Selbstverständlich hatten sie immer recht, die Dampfkommentierer, die inzwischen Telegram vollsülzen: Angela Merkel steckte hinter allem, seit Jahren, vom Wetter bis zur Fernsehkrimischwemme, böswillig kontrollierte sie die Gedanken eines ganzen Landes (das sich kaum hätte träumen lassen, wie schnell es sich, eines noch Drögeren belehrt, das rhetorische Talent der ewigen Kanzlerin zurückwünschen würde).

Aber eines hatten selbst die Wachsten der Wachen wohl nicht auf dem Schirm: dass hinter Merkel wiederum ein anderer steckte, Sandro Zahlemann nämlich, abgehalfterte Systemfregatte des öffentlich-rechtlichen Schundfunks und bekannt aus dem „Frühstücksfernsehen“ (2013) oder dem „Sandro-Report“ (2016). Wie Merkel stammt er verdächtig aus dem Osten, und statt des MDR-Logos prangt auf seinem Mikro „ddr“. Schaltreportagen des Grauens pflasterten seinen Weg rein in die ARD und wieder raus. Gestürzt freilich ist er, heute eine Seltenheit, nicht über einen dämlichen Tweet, sondern über die eigenen Füße. Zwei linke natürlich, wie immer bei der ARD.

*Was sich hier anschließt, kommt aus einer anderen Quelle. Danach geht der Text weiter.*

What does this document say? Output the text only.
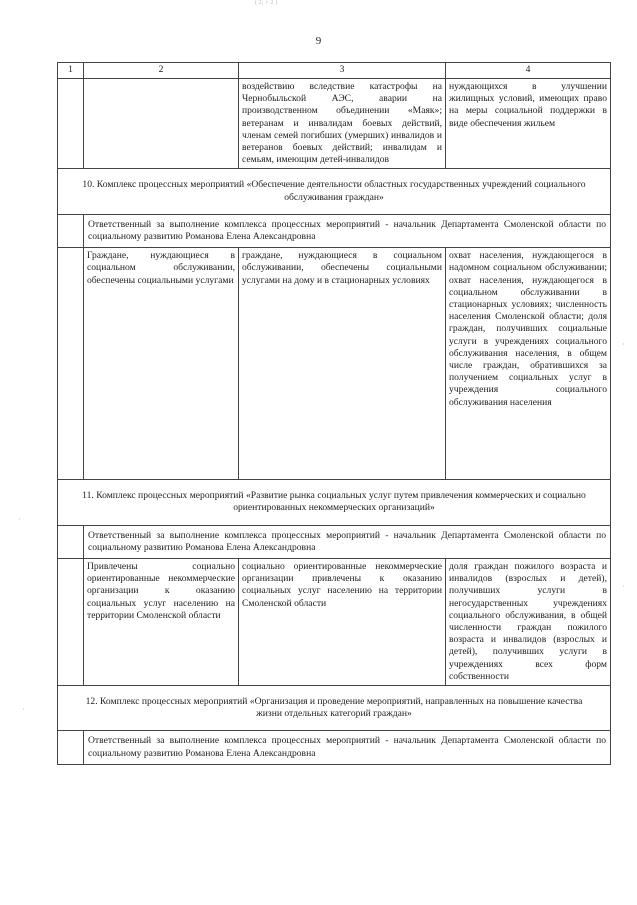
( 2; ♀ 2 )
9
1	2	3	4
		воздействию вследствие катастрофы на Чернобыльской АЭС, аварии на производственном объединении «Маяк»; ветеранам и инвалидам боевых действий, членам семей погибших (умерших) инвалидов и ветеранов боевых действий; инвалидам и семьям, имеющим детей-инвалидов	нуждающихся в улучшении жилищных условий, имеющих право на меры социальной поддержки в виде обеспечения жильем
10. Комплекс процессных мероприятий «Обеспечение деятельности областных государственных учреждений социального обслуживания граждан»			
	Ответственный за выполнение комплекса процессных мероприятий - начальник Департамента Смоленской области по социальному развитию Романова Елена Александровна		
	Граждане, нуждающиеся в социальном обслуживании, обеспечены социальными услугами	граждане, нуждающиеся в социальном обслуживании, обеспечены социальными услугами на дому и в стационарных условиях	охват населения, нуждающегося в надомном социальном обслуживании; охват населения, нуждающегося в социальном обслуживании в стационарных условиях; численность населения Смоленской области; доля граждан, получивших социальные услуги в учреждениях социального обслуживания населения, в общем числе граждан, обратившихся за получением социальных услуг в учреждения социального обслуживания населения
11. Комплекс процессных мероприятий «Развитие рынка социальных услуг путем привлечения коммерческих и социально ориентированных некоммерческих организаций»			
	Ответственный за выполнение комплекса процессных мероприятий - начальник Департамента Смоленской области по социальному развитию Романова Елена Александровна		
	Привлечены социально ориентированные некоммерческие организации к оказанию социальных услуг населению на территории Смоленской области	социально ориентированные некоммерческие организации привлечены к оказанию социальных услуг населению на территории Смоленской области	доля граждан пожилого возраста и инвалидов (взрослых и детей), получивших услуги в негосударственных учреждениях социального обслуживания, в общей численности граждан пожилого возраста и инвалидов (взрослых и детей), получивших услуги в учреждениях всех форм собственности
12. Комплекс процессных мероприятий «Организация и проведение мероприятий, направленных на повышение качества жизни отдельных категорий граждан»			
	Ответственный за выполнение комплекса процессных мероприятий - начальник Департамента Смоленской области по социальному развитию Романова Елена Александровна		
·
·
·
·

Wie er an Angela Merkels Nummer kam

Jetzt packt er aus, zur schlechtesten Sendezeit im Ersten: Sandro Zahlemann, Opfer einer Art umgekehrten Identitätsdiebstahls, also einer Identitätsüberstülpung. Über seinen örtlichen Mobilfunkmafiaoutlet bekam er vor einiger Zeit eine nicht mehr verwendete Nummer zugewiesen, die allerdings zufällig eine abgelegte der Kanzlerin war. Und weil niemand, schon gar nicht die Prominenz, alte Nummern aus dem Mobiltelefon löscht, machte Zahlemann bald smarte Politik, antwortete also Hinz und Kunz von der Deutschland GmbH als „AM“, verwechselte zwar die Horsts (Lichter und Seehofer) und verriet sich fast in einer Nachricht an Wolfgang „Fresse“ Bosbach, aber wer glaubt, dass faustdicke Hinweise zu Konsequenzen führen, kennt das politische Berlin schlecht.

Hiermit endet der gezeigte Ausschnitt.